95th anniversary of the Dude Ranchers Association. The Dude Ranchers Association was established in 1926 when several ranch owners established standards to accommodate the growing numbers of travelers whose trek to the West had become increasingly popular with railroad expansions. Today, more than 100 ranches belong to the association, including working dude ranches, traditional guest ranches and resort-style ranches.
Notable anniversaries in Yellowstone National Park:
85th anniversary of Mammoth Hot Springs Hotel. The recently renovated Mammoth Hot Springs Hotel is situated near the northern entrance of Yellowstone National Park. Built in 1936, the hotel features a variety of room choices and experiences. Its signature Map Room contains a large wooden map of the United States constructed from 15 kinds of wood.

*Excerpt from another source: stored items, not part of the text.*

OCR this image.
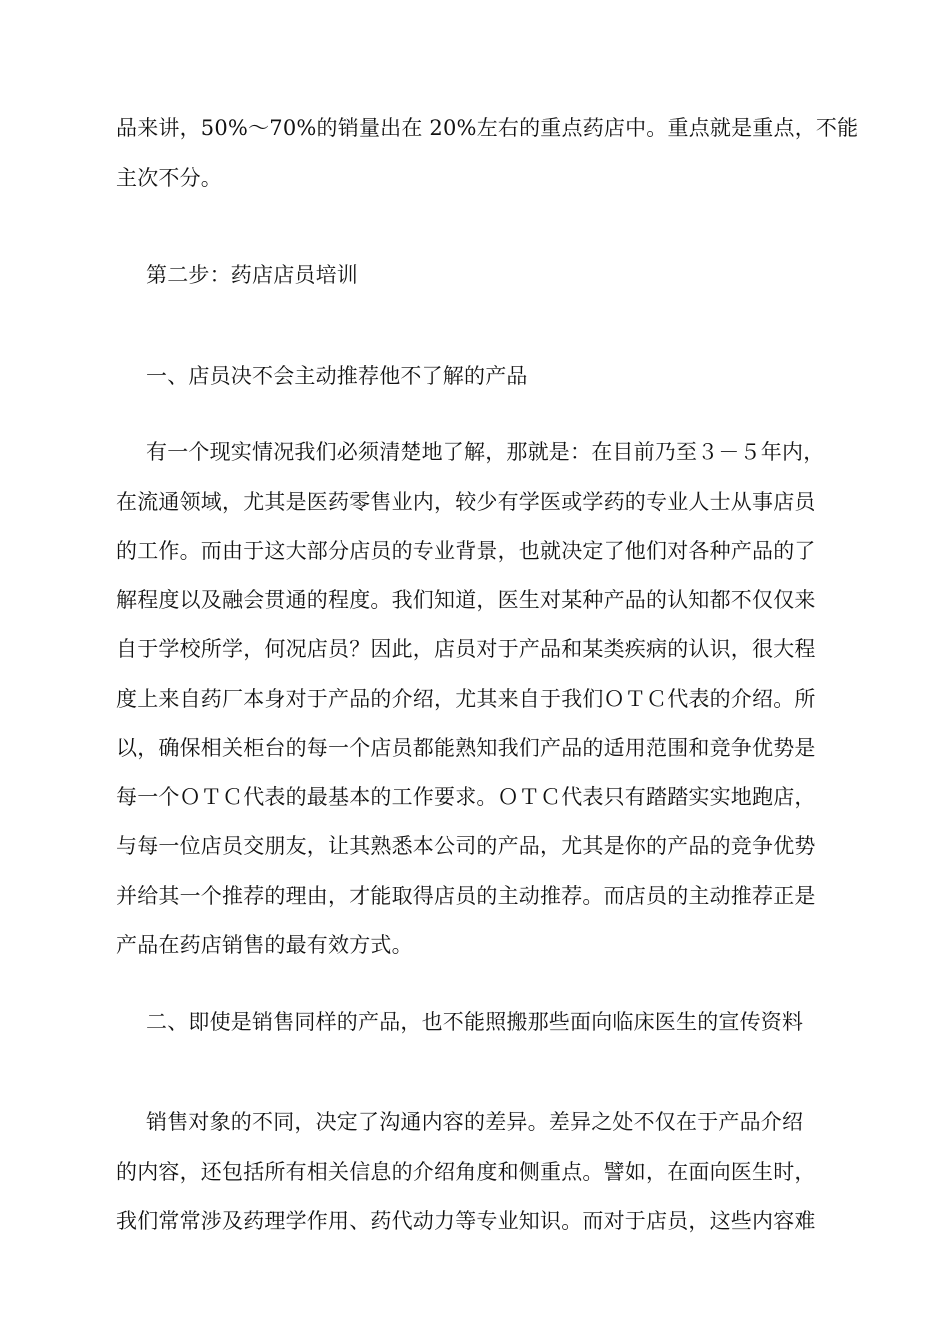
品来讲，50%～70%的销量出在 20%左右的重点药店中。重点就是重点，不能
主次不分。
第二步：药店店员培训
一、店员决不会主动推荐他不了解的产品
有一个现实情况我们必须清楚地了解，那就是：在目前乃至３－５年内，
在流通领域，尤其是医药零售业内，较少有学医或学药的专业人士从事店员
的工作。而由于这大部分店员的专业背景，也就决定了他们对各种产品的了
解程度以及融会贯通的程度。我们知道，医生对某种产品的认知都不仅仅来
自于学校所学，何况店员？因此，店员对于产品和某类疾病的认识，很大程
度上来自药厂本身对于产品的介绍，尤其来自于我们ＯＴＣ代表的介绍。所
以，确保相关柜台的每一个店员都能熟知我们产品的适用范围和竞争优势是
每一个ＯＴＣ代表的最基本的工作要求。ＯＴＣ代表只有踏踏实实地跑店，
与每一位店员交朋友，让其熟悉本公司的产品，尤其是你的产品的竞争优势
并给其一个推荐的理由，才能取得店员的主动推荐。而店员的主动推荐正是
产品在药店销售的最有效方式。
二、即使是销售同样的产品，也不能照搬那些面向临床医生的宣传资料
销售对象的不同，决定了沟通内容的差异。差异之处不仅在于产品介绍
的内容，还包括所有相关信息的介绍角度和侧重点。譬如，在面向医生时，
我们常常涉及药理学作用、药代动力等专业知识。而对于店员，这些内容难
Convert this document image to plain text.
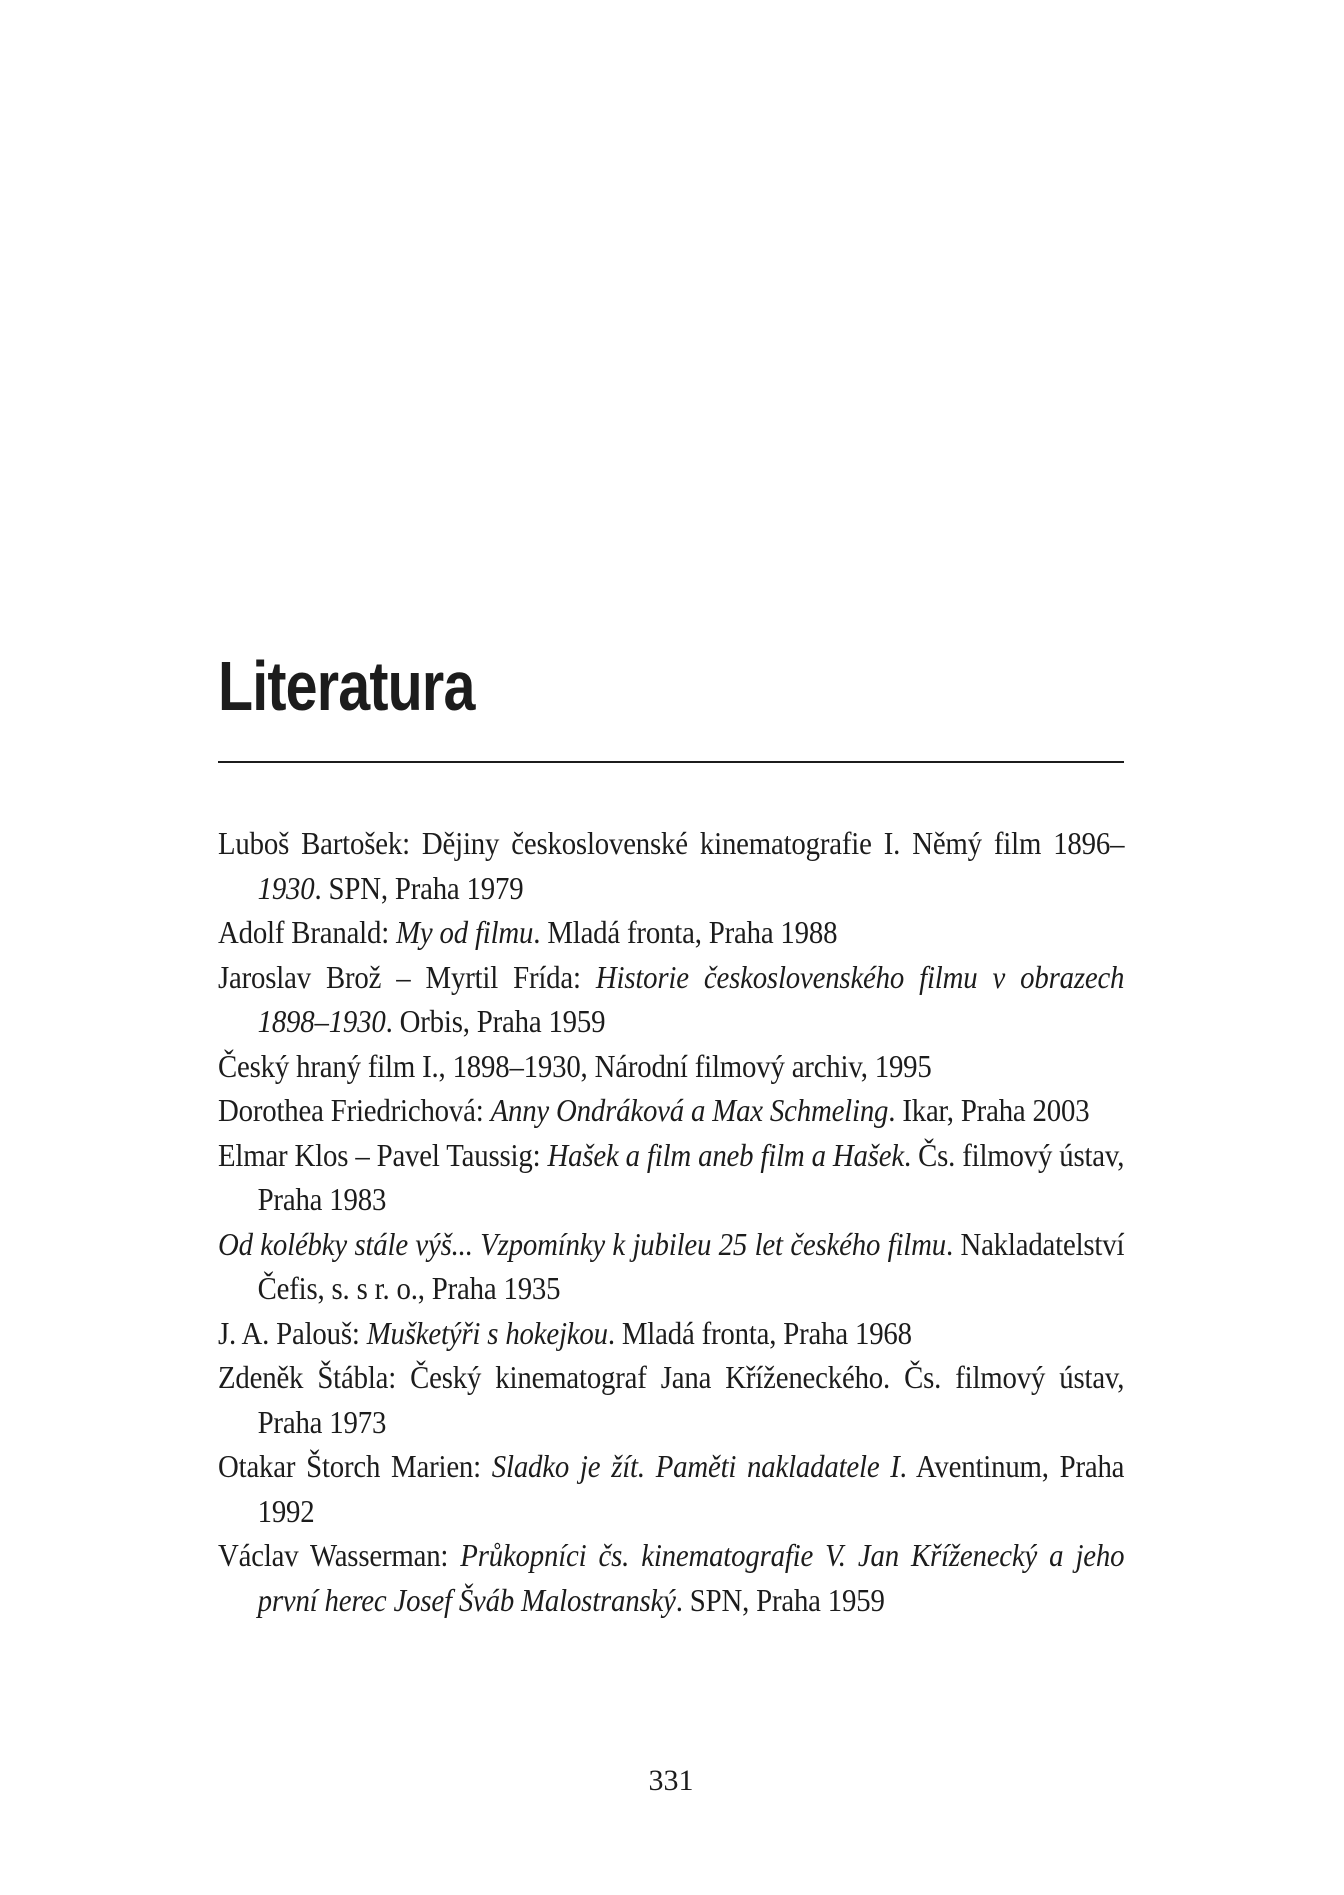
Literatura

Luboš Bartošek: Dějiny československé kinematografie I. Němý film 1896–1930. SPN, Praha 1979

Adolf Branald: My od filmu. Mladá fronta, Praha 1988

Jaroslav Brož – Myrtil Frída: Historie československého filmu v obrazech 1898–1930. Orbis, Praha 1959

Český hraný film I., 1898–1930, Národní filmový archiv, 1995

Dorothea Friedrichová: Anny Ondráková a Max Schmeling. Ikar, Praha 2003

Elmar Klos – Pavel Taussig: Hašek a film aneb film a Hašek. Čs. filmový ústav, Praha 1983

Od kolébky stále výš... Vzpomínky k jubileu 25 let českého filmu. Nakladatelství Čefis, s. s r. o., Praha 1935

J. A. Palouš: Mušketýři s hokejkou. Mladá fronta, Praha 1968

Zdeněk Štábla: Český kinematograf Jana Kříženeckého. Čs. filmový ústav, Praha 1973

Otakar Štorch Marien: Sladko je žít. Paměti nakladatele I. Aventinum, Praha 1992

Václav Wasserman: Průkopníci čs. kinematografie V. Jan Kříženecký a jeho první herec Josef Šváb Malostranský. SPN, Praha 1959

331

5th anniversary of the renovation of Canyon Lodge. The single largest lodging facility in the park, Canyon Lodge underwent a massive two-year redevelopment with a focus on sustainable construction. The renovation was completed in 2016. With 500 rooms and cabins, Canyon Lodge now features five LEED-certified lodge buildings.
135th anniversary of the U.S. Army’s arrival in Yellowstone National Park. In 1886, 14 years after the establishment of Yellowstone as the world’s first national park, the U.S. Army arrived to provide management and law enforcement, setting up an Army fort at Mammoth Hot Springs. Army cavalry soldiers patrolled the park’s massive interior and prosecuted poachers and others who threatened the park’s treasures and wildlife until 1918.
105th anniversary of the National Park Service Organic Act, which created a new agency whose sole purpose was to manage national parks.
150th anniversary of the first Hayden Expedition. The Hayden Geological Survey of 1871 led by Ferdinand Vandeveer Hayden, surveyed the rugged northwestern Wyoming region and documented its many unusual features. The results of the survey prompted U.S. Congress to pass legislation creating the world’s first national park the following year.
Home of the Great American Adventure, Cody Yellowstone is comprised of the northwestern Wyoming towns of Cody, Powell and Meeteetse as well as the valley east of Yellowstone National Park. The region is known for rodeos, authentic guest and dude ranches, world-class museums and recreational adventures that reflect the adventurous spirit of the visionaries and explorers who brought the remote region to the world’s attention.